According to study by the Labor Department, while Latinos make up only 15% of the country’s workforce, they have racked up half the employment gains posted since the economy began adding jobs in early 2010.  They are taking jobs in the service industries until the job picture improves and the housing market rebounds.  Moreover,  some of the decline in Latino unemployment reflects the fact that many discouraged workers have stopped looking for jobs.  As with other temporary workers, some Latinos may find that short-term jobs are a path to full-time work. But for many others, low-wage, temporary jobs do not offer much opportunity for advancement.

Also, this new labor trend wasn’t occurring simply because Latinos have a large percentage of younger workers, but also because many Latinos loss assets.  According to Pew Center, household wealth of Latinos, on average, fell more sharply than for whites or blacks from 2005 to 2009, and the ethnic group’s poverty rate from 2006 to 2010 increased more than for any other group.

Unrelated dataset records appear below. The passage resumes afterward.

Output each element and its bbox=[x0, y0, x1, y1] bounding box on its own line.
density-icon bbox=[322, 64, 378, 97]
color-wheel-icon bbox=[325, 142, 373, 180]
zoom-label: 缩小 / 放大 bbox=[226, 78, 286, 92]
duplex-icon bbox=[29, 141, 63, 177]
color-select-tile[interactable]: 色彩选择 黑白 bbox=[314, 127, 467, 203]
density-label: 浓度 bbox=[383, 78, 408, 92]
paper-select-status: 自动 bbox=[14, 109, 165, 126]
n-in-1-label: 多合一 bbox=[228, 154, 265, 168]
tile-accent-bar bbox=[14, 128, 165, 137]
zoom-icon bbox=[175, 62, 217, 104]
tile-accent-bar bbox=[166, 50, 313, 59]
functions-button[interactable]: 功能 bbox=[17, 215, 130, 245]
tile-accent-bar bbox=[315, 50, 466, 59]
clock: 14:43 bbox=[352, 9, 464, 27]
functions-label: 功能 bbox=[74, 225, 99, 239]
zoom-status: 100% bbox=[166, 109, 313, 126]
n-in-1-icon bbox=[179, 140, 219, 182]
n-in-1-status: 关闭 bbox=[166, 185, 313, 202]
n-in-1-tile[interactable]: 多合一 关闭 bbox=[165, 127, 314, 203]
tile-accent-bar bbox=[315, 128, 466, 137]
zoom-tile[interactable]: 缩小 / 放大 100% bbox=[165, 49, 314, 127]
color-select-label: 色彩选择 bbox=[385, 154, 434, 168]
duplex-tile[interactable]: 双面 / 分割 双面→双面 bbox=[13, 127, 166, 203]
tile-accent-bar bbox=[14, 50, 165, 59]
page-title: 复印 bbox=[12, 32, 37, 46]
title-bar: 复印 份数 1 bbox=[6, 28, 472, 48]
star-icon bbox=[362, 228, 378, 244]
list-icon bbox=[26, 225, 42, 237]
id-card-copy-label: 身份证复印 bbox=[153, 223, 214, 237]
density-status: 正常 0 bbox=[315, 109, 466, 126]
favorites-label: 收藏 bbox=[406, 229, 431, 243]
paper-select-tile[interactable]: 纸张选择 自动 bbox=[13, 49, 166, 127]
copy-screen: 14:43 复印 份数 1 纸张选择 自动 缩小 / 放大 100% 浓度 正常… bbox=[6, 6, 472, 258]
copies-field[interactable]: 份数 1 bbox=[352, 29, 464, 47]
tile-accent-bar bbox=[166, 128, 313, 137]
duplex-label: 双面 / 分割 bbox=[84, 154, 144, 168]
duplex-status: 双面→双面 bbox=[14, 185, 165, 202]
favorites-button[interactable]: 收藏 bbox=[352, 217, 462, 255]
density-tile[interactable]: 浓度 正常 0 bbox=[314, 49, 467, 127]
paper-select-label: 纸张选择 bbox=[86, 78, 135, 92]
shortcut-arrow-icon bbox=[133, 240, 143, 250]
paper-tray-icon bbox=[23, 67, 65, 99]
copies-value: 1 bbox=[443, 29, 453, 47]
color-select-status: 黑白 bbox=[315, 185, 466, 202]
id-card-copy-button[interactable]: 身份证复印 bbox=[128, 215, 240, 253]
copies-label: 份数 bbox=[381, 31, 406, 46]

As result, that people who loss assets and have no unemployment benefits—immigrants with no safety net–are the ones looking for any jobs available.  Conversely, this trend also show that many Americans have become comfortable with hefty unemployment benefits and have stopped looking for jobs.  And as Sen. Paul Ryan argues, these dependency polices are only creating a culture of dependency.


 According the  Paul Ryan’s plan Road Map to Prosperity, it is vital that workers move away from a culture of government dependency because the demographic realignment is not a temporary phenomenon.  It is associated solely with the retirement of the baby boomers, and it is more than a problem just for Social Security or Federal Government spending: it poses a challenge to the economy to generate sufficient resources to support the income and health needs of a growing population of retirees. Long-term economic growth depends on two factors: employment growth and productivity growth.

But employment growth is tied to an expanding labor force, which under current projections is expected to decline. The combination of demographic and benefit patterns will drive total Social Security spending to unprecedented levels:

Therefore , while the unemployment number for  Latinos is improving because they are willing to take low-wages jobs, lost wealth, and are younger than other groups,  the untold fact is that with this US Labor statistic  numbers is that more Americans are becoming dependent on the government for a paycheck; thus, they are not willing to take temporary jobs. But too many Americans are dependent on government for jobs, and are voting Democrat so as to keep extending unemployment benefits — the timeframe is now up to 92 weeks, or almost two years.  So what incentive is there for the unemployed to aggressively pursue a job when they know they can wait and receive a check for two years?  . And,  if Paul Ryan is correct, and this labor trend and sense of entitlements continues, within a generation, we won’t be able to make our federal obligation on entitlements, or the military.